In practice, a central recording station and data handling system are also used.

A simplified, functional block diagram of the close-in UDOP tracking system is shown in the figure. The transmitters use a primary frequency standard to derive the frequencies used. The standard is multiplied to 50 MHz and broadcast as a reference signal to the receiver sites. The 50 MHz is multiplied to 450 MHz and transmitted to the transponder on board the vehicle as an interrogation signal. The transponder receives the 450 MHz signal, doubles and re-transmits at 900 MHz.

The ground stations simultaneously receive the 50 MHz reference signal and the 900 MHz transponder signal. The 50 MHz signal is multiplied by 18 and compared to the 900 MHz signal. The difference will be zero for a vehicle on the pad and there will be a Doppler effect (measured in cycles per second) if the vehicle is in motion. This effect will be proportional to a loop velocity with amount depending on the location of the transmitter site, receiver sites, as well as vehicle position and velocity.
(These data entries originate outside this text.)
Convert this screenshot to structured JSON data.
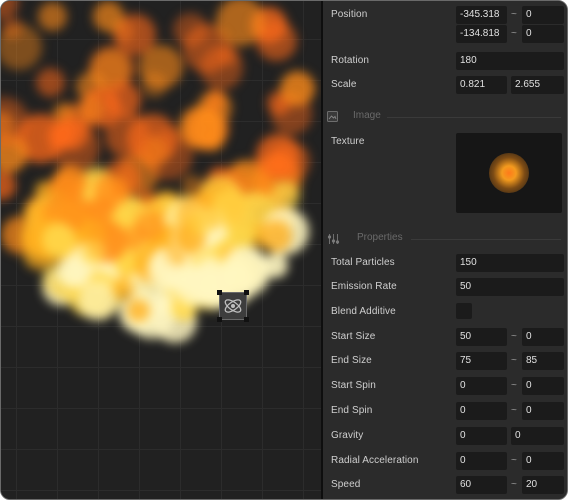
{
  "canvas": {
    "emitter_icon": "atom-icon",
    "particle_colors": [
      "#ff6a1a",
      "#ff8c1a",
      "#ffb020",
      "#ffd84a",
      "#fff6c0"
    ]
  },
  "inspector": {
    "position": {
      "label": "Position",
      "x": "-345.318",
      "x_var": "0",
      "y": "-134.818",
      "y_var": "0",
      "sep": "~"
    },
    "rotation": {
      "label": "Rotation",
      "value": "180"
    },
    "scale": {
      "label": "Scale",
      "x": "0.821",
      "y": "2.655"
    },
    "image_section": {
      "title": "Image",
      "icon": "image-icon"
    },
    "texture": {
      "label": "Texture"
    },
    "properties_section": {
      "title": "Properties",
      "icon": "sliders-icon"
    },
    "total_particles": {
      "label": "Total Particles",
      "value": "150"
    },
    "emission_rate": {
      "label": "Emission Rate",
      "value": "50"
    },
    "blend_additive": {
      "label": "Blend Additive",
      "checked": false
    },
    "start_size": {
      "label": "Start Size",
      "value": "50",
      "var": "0",
      "sep": "~"
    },
    "end_size": {
      "label": "End Size",
      "value": "75",
      "var": "85",
      "sep": "~"
    },
    "start_spin": {
      "label": "Start Spin",
      "value": "0",
      "var": "0",
      "sep": "~"
    },
    "end_spin": {
      "label": "End Spin",
      "value": "0",
      "var": "0",
      "sep": "~"
    },
    "gravity": {
      "label": "Gravity",
      "x": "0",
      "y": "0"
    },
    "radial_acceleration": {
      "label": "Radial Acceleration",
      "value": "0",
      "var": "0",
      "sep": "~"
    },
    "speed": {
      "label": "Speed",
      "value": "60",
      "var": "20",
      "sep": "~"
    }
  }
}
The UDOP ground receivers are double, superheterodyne, dual-channel units with common local oscillators. All resulting frequencies after mixing are related to the frequency standard except those experiencing Doppler shift. Consequently, the Doppler effects are measurable.
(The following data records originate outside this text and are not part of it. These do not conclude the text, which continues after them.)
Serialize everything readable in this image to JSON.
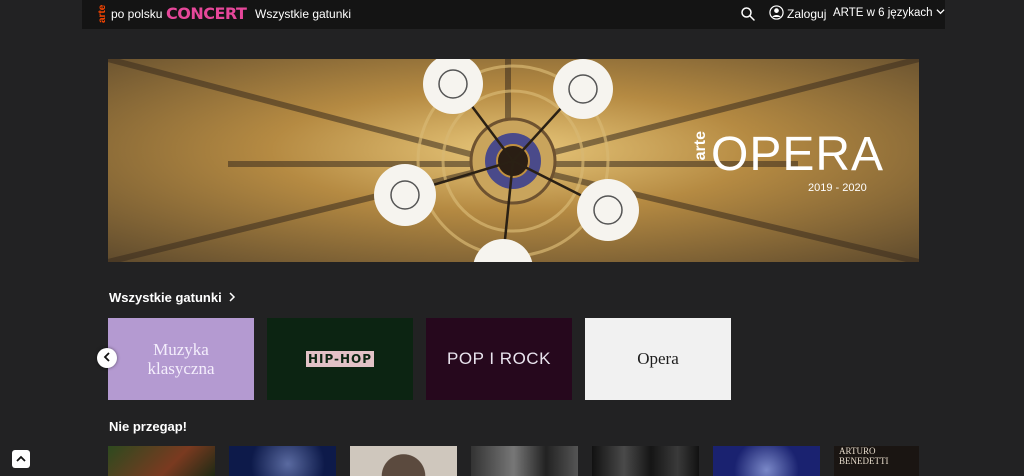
{
  "topbar": {
    "logo_text": "arte",
    "lang_label": "po polsku",
    "concert_logo": "CONCERT",
    "nav_genres": "Wszystkie gatunki",
    "search_icon": "search-icon",
    "login_label": "Zaloguj",
    "language_selector": "ARTE w 6 językach"
  },
  "hero": {
    "brand": "arte",
    "title": "OPERA",
    "season": "2019 - 2020"
  },
  "genres_section": {
    "title": "Wszystkie gatunki",
    "items": [
      {
        "label": "Muzyka klasyczna",
        "color": "#b49ad1"
      },
      {
        "label": "HIP-HOP",
        "color": "#0c2412"
      },
      {
        "label": "POP I ROCK",
        "color": "#26081d"
      },
      {
        "label": "Opera",
        "color": "#f1f1f1"
      }
    ]
  },
  "highlights_section": {
    "title": "Nie przegap!",
    "thumb_text": "ARTURO BENEDETTI"
  },
  "colors": {
    "background": "#222223",
    "topbar": "#141414",
    "arte_orange": "#fd4600",
    "concert_pink": "#e6479a"
  }
}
===Interim-Offset UDOP operation===

The existing system operates in an offset mode where the reference frequency is raised to 5 kHz higher than 900 MHz causing a 5 kHz beat frequency as long as the vehicle is on the pad. When the vehicle moves, the Doppler effect adds to the 5 kHz frequency. The primary advantage is simplification of data handling as the frequency varies from 5 kHz rather than zero. This offset frequency is derived using phase-locked loop techniques.

===Data reduction===

The UDOP digitized data recorded from each receiver station was fed to a computer which calculated positions X, Y, and Z. These positions were then fitted to a second degree polynomial using midpoint, moving arc smoothing over a one-second interval. From this process, smoothed position, velocity, and acceleration were obtained.

The data presented were reduced to an earth-fixed, right-handed, rectangular cartesian coordinate system. The Y axis is normal to the Clarke Spheroid of 1866 and positive upward. The X axis is positive in the direction of the flight azimuth. The origin for the UDOP system is at the vehicle transmitting antenna at vehicle launch position.